A diferencia de ediciones anteriores, esta fiesta central optó por un formato no competitivo, priorizando el reencuentro, la camaradería y el goce compartido por sobre la disputa por premios. En este marco de colaboración y celebración colectiva, cada una de las delegaciones participantes fue distinguida con un reconocimiento especial por su inestimable compromiso y su valioso aporte al enriquecimiento del acervo cultural fueguino.
La convocatoria se estructuró en torno a diversas categorías que reflejan la riqueza del carnaval. Desfilaron comparsas folclóricas que evocan las raíces latinoamericanas, comparsas fantasía que deslumbraron con sus vistosos atuendos, murgas que contagiaron su picardía y batucadas que hicieron vibrar al público con sus potentes tambores. Como una innovación pensada para fomentar la participación ciudadana, se incorporaron las categorías de disfraz para adultos y para los más pequeños, permitiendo que los vecinos y vecinas dejaran de ser meros espectadores para transformarse en los verdaderos protagonistas de la jornada.

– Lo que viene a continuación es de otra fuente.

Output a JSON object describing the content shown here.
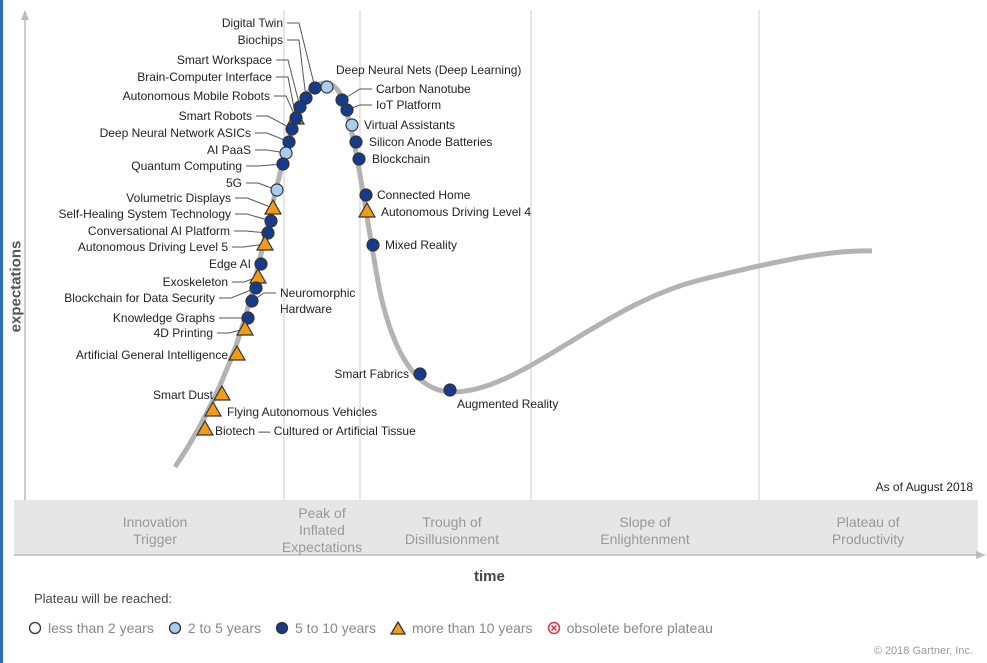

El subsecretario de Cultura, Carlos Gómez, realizó un balance sumamente positivo del evento y del plan implementado durante todo el mes. «En este Carnaval Central logramos la participación de destacadas agrupaciones de Ushuaia, de nuestra propia ciudad y también contamos con la valiosa presencia de percusionistas de Punta Arenas, lo que evidencia que esta fiesta ya ha superado lo meramente local para consolidarse como un sólido espacio de encuentro a nivel regional», expresó el funcionario.
Gómez profundizó en la estrategia desplegada, señalando que «con este multitudinario evento estamos cerrando un mes completo de celebraciones que incluyó exitosos carnavales en diversos barrios y una gala especial en las instalaciones de la Casa de la Cultura. Fue un trabajo continuo y sostenido que nos permitió descentralizar la fiesta y acercarla a cada rincón de la ciudad, con el objetivo de que la totalidad de los vecinos tuviera la oportunidad de sentirse parte de esta tradición».
Para concluir, el subsecretario destacó el valor de la planificación participativa. «Es importante remarcar que gran parte de las decisiones organizativas y logísticas fueron consensuadas con las propias agrupaciones durante reuniones previas. Creemos firmemente que este modo de construir y planificar junto a los verdaderos artífices del carnaval no solo fortalece la fiesta, sino que la dota de un carácter genuinamente colectivo, haciéndola más rica y significativa para toda la comunidad», finalizó Gómez.